With this process, there is produced a thin covering layer on the
base member. During the heating, the thin covering layer is
contracted and thus part of the thin covering layer peels off from
the base member. In order to promote the peeling off phenomenon of
the thin covering layer for obtaining the flaky material, various
ways are usable which are, for example, peeling work with the aid
of brush, cloth, scraper or the like. If desired, for such peeling
off work, vibration may be applied to the base member and peeled
pieces of the thin layer (viz., flaky material) may be collected
with the aid of vacuum system. It is preferable that the flaky
material peeled off from the base member is heated again to
strength the connection between the fine particles. For this
heating, the flaky material is heated at 300.degree. C. to
1200.degree. C. for 5 minutes to 3 hours.

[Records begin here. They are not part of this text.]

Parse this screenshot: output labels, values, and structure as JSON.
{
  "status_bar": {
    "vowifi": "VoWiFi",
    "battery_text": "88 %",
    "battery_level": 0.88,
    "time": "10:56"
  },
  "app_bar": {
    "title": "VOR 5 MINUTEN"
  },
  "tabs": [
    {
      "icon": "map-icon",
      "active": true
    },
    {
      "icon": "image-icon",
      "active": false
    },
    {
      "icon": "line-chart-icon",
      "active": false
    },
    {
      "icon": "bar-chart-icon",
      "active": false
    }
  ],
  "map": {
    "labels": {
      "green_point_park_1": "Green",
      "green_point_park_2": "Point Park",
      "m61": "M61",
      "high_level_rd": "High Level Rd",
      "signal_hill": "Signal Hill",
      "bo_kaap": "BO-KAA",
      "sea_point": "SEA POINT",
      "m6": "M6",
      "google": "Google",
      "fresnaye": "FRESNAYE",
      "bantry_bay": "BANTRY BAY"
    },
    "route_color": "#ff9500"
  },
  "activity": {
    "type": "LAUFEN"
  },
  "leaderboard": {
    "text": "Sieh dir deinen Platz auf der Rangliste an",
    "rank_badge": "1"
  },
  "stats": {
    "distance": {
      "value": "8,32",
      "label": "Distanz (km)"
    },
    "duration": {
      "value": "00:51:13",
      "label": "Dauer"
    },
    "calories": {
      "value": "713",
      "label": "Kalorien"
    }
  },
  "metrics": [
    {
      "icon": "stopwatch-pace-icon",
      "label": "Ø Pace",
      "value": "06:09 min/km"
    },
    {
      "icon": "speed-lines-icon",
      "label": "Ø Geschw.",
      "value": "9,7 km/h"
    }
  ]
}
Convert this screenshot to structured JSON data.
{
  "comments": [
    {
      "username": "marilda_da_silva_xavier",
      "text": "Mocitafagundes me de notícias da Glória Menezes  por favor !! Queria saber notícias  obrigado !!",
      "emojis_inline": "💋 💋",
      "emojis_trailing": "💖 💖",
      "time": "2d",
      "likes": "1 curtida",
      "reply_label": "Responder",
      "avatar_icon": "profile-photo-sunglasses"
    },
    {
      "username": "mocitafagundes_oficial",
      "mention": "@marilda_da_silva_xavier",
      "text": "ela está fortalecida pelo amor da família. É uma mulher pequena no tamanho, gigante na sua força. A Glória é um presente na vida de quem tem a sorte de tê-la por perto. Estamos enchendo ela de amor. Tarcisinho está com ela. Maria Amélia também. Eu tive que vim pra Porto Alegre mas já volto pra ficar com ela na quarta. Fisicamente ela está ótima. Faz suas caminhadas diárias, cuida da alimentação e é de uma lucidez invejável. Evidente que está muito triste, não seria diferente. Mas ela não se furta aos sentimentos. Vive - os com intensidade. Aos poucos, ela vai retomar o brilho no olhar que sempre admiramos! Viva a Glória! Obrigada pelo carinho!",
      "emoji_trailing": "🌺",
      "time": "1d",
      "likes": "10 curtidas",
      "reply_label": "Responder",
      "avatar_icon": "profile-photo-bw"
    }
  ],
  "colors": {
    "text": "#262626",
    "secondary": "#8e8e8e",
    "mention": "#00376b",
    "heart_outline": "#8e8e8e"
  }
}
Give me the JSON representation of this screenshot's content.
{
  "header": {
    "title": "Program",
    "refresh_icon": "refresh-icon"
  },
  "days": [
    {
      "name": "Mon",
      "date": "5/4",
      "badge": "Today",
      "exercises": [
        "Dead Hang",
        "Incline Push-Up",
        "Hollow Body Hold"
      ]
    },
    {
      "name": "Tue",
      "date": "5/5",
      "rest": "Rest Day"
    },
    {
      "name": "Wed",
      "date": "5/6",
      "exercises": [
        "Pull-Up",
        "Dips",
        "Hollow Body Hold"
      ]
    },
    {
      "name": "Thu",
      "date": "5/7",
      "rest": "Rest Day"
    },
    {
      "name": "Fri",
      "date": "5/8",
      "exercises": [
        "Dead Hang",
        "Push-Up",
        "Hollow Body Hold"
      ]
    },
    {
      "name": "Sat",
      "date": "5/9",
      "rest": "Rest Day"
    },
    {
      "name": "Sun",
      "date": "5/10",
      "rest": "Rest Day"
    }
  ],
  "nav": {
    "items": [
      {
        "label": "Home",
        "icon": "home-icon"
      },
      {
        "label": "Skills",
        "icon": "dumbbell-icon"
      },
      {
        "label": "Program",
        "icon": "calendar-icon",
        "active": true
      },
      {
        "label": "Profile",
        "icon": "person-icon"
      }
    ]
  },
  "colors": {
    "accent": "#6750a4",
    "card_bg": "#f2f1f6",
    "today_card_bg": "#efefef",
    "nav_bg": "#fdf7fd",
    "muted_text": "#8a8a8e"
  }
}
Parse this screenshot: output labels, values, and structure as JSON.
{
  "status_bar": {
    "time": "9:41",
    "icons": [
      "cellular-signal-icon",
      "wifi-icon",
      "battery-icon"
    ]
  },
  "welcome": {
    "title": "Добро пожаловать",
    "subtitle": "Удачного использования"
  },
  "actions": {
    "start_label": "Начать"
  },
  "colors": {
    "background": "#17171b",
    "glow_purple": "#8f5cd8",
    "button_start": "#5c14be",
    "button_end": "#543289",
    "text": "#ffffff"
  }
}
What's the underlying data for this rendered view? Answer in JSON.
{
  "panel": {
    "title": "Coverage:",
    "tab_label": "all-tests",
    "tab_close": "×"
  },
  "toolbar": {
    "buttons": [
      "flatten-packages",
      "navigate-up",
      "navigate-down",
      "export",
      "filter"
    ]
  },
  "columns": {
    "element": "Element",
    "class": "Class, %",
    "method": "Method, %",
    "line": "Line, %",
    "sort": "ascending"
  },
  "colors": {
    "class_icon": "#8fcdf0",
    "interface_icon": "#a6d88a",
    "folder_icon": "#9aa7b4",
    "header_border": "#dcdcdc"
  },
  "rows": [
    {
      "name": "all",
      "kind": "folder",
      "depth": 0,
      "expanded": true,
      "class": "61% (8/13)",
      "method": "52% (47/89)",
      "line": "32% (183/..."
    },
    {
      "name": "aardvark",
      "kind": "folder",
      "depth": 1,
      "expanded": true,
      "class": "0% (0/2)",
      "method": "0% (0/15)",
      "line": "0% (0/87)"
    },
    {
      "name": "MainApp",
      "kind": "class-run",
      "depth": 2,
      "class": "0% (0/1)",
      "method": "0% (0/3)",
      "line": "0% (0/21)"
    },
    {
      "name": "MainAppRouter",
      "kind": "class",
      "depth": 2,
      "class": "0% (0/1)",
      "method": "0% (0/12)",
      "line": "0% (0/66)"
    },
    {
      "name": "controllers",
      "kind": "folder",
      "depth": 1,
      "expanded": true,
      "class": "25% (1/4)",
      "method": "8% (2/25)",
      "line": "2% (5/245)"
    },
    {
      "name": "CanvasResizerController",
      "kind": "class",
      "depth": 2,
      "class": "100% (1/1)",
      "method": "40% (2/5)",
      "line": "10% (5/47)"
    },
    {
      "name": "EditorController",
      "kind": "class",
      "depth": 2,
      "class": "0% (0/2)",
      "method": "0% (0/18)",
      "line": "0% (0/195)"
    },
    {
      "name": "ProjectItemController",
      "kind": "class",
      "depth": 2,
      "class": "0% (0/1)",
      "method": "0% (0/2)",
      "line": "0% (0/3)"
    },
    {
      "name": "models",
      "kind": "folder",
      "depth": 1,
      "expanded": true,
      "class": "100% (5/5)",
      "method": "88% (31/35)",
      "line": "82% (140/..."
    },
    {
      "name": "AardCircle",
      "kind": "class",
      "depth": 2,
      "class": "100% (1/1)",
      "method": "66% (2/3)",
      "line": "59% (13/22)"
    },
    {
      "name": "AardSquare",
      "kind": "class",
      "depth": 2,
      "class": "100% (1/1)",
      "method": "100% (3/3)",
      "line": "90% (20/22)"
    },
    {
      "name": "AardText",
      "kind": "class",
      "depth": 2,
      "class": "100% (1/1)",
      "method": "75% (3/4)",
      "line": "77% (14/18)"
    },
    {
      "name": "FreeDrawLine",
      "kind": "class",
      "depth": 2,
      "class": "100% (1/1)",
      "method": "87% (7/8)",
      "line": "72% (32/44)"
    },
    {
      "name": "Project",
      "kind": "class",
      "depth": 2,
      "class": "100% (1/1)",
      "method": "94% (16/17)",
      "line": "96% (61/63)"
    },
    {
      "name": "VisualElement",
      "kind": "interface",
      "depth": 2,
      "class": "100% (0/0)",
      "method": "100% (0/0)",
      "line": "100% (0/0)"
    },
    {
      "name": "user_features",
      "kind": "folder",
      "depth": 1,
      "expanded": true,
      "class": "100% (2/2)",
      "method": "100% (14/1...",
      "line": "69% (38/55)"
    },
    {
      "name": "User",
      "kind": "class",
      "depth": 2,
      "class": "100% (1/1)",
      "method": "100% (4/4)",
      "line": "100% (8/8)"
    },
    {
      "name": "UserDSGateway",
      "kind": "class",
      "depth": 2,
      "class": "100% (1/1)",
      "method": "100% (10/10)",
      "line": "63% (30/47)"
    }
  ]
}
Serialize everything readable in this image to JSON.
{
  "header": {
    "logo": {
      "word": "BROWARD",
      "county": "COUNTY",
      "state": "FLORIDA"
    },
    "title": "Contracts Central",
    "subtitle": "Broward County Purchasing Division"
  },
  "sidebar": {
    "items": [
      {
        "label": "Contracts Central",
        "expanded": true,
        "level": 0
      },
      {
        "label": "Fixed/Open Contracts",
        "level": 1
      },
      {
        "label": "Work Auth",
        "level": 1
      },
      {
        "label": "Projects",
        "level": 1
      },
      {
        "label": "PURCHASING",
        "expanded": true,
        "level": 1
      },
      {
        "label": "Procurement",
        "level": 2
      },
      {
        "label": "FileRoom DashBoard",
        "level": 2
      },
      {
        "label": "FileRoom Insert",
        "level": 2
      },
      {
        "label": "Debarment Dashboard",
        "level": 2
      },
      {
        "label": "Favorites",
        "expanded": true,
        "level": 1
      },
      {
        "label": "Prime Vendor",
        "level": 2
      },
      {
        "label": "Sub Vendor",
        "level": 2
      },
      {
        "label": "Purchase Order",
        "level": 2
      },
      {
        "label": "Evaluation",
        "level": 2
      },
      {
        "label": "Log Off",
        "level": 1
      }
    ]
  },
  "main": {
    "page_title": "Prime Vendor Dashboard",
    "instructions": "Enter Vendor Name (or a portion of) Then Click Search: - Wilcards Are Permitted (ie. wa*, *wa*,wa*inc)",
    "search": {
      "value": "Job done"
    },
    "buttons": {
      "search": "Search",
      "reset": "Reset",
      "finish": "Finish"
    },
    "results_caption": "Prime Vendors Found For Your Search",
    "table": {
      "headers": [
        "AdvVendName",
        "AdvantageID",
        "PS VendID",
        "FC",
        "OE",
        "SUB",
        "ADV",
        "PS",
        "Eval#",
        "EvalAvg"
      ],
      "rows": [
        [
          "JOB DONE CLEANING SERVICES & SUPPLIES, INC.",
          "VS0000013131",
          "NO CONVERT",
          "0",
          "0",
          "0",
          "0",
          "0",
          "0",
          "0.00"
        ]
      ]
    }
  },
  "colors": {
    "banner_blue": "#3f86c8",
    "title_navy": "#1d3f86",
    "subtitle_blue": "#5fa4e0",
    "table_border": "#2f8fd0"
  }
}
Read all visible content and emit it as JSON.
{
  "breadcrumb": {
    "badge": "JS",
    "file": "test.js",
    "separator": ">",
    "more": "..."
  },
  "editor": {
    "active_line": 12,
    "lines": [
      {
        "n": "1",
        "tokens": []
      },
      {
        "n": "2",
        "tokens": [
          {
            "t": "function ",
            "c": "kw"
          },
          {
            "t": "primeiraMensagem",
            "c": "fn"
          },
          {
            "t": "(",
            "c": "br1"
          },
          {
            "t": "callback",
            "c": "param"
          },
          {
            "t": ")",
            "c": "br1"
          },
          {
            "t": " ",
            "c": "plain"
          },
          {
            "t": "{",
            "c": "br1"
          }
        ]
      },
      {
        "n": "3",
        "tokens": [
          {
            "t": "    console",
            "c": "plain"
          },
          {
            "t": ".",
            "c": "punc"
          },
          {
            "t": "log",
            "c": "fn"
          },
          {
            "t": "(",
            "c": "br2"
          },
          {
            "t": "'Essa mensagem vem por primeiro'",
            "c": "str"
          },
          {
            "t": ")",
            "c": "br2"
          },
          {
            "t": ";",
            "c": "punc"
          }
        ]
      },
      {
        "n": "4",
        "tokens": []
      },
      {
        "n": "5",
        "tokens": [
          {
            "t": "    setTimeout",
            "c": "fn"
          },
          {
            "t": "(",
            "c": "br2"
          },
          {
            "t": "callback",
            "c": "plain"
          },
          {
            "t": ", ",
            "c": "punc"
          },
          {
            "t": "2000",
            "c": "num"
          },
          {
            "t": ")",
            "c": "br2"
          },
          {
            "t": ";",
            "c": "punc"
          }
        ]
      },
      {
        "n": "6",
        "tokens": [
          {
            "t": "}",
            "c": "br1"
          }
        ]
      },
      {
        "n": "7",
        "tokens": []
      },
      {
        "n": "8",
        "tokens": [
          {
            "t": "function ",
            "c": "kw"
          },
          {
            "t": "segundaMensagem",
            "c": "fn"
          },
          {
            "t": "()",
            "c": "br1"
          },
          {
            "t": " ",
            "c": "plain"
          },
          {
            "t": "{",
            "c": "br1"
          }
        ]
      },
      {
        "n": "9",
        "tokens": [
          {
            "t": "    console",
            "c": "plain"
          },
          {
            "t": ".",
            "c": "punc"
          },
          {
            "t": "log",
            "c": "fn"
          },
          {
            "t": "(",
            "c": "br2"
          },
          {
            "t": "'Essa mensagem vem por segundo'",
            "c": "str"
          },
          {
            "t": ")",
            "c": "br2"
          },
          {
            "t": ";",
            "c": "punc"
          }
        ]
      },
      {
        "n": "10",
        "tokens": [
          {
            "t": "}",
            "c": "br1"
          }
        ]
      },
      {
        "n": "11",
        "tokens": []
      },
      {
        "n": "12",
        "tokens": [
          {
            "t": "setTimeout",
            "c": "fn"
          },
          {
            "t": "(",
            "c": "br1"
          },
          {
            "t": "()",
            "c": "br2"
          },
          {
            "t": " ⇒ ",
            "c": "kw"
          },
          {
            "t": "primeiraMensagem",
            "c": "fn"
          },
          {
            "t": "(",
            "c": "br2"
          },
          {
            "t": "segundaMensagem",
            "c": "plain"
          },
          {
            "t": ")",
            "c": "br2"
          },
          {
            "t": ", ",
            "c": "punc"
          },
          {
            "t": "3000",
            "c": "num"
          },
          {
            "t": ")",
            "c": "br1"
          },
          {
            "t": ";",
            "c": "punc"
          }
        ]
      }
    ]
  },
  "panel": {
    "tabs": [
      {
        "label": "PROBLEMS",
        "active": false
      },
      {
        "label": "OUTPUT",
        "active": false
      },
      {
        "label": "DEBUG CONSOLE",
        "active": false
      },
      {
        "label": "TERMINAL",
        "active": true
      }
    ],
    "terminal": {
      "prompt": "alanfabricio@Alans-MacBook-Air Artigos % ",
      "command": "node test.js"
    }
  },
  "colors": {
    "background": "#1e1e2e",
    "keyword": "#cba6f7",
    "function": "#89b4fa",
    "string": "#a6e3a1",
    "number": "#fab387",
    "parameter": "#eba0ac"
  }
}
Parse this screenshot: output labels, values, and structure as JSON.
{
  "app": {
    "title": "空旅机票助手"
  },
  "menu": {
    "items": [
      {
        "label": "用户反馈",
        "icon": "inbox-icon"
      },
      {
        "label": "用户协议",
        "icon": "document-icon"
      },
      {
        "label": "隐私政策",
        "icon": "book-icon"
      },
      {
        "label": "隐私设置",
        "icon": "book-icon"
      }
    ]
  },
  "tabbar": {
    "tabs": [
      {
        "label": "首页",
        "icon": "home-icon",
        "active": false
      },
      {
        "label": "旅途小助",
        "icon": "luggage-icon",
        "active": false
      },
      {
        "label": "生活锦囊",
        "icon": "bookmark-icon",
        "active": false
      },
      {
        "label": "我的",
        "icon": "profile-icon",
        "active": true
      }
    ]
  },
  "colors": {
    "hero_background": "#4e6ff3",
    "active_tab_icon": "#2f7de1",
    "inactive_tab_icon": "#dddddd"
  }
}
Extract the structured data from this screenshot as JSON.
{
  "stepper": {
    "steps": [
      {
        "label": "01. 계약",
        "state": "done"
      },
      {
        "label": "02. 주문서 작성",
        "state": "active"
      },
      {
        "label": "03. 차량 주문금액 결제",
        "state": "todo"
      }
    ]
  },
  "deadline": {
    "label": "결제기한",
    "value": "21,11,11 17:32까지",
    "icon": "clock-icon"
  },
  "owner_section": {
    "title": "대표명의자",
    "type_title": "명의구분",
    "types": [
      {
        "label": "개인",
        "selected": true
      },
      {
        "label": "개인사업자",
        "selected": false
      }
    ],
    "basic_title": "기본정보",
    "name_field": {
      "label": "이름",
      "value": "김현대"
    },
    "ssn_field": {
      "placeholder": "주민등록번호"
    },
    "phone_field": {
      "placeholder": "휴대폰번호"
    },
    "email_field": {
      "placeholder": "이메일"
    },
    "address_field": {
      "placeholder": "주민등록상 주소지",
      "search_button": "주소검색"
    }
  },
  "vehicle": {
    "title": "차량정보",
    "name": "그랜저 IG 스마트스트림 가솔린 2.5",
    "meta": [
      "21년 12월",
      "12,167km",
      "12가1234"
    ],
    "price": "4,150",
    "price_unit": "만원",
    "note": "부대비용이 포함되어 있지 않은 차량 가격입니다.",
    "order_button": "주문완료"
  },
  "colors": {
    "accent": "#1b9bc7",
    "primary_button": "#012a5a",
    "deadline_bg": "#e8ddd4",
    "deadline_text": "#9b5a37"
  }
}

[0034] The outer surface of the flaky material thus produced can be
coated with a metal using the flaky material as a base member. As a
metal that coats the flaky material, various metals are usable
which are silver, gold, cupper, platinum, nickel, cobalt, chrome
are the like. Among them, silver is the best because it gives the
highest reflectance to light. For carrying out the metal coating,
any method can be used as long as it provides a satisfied result.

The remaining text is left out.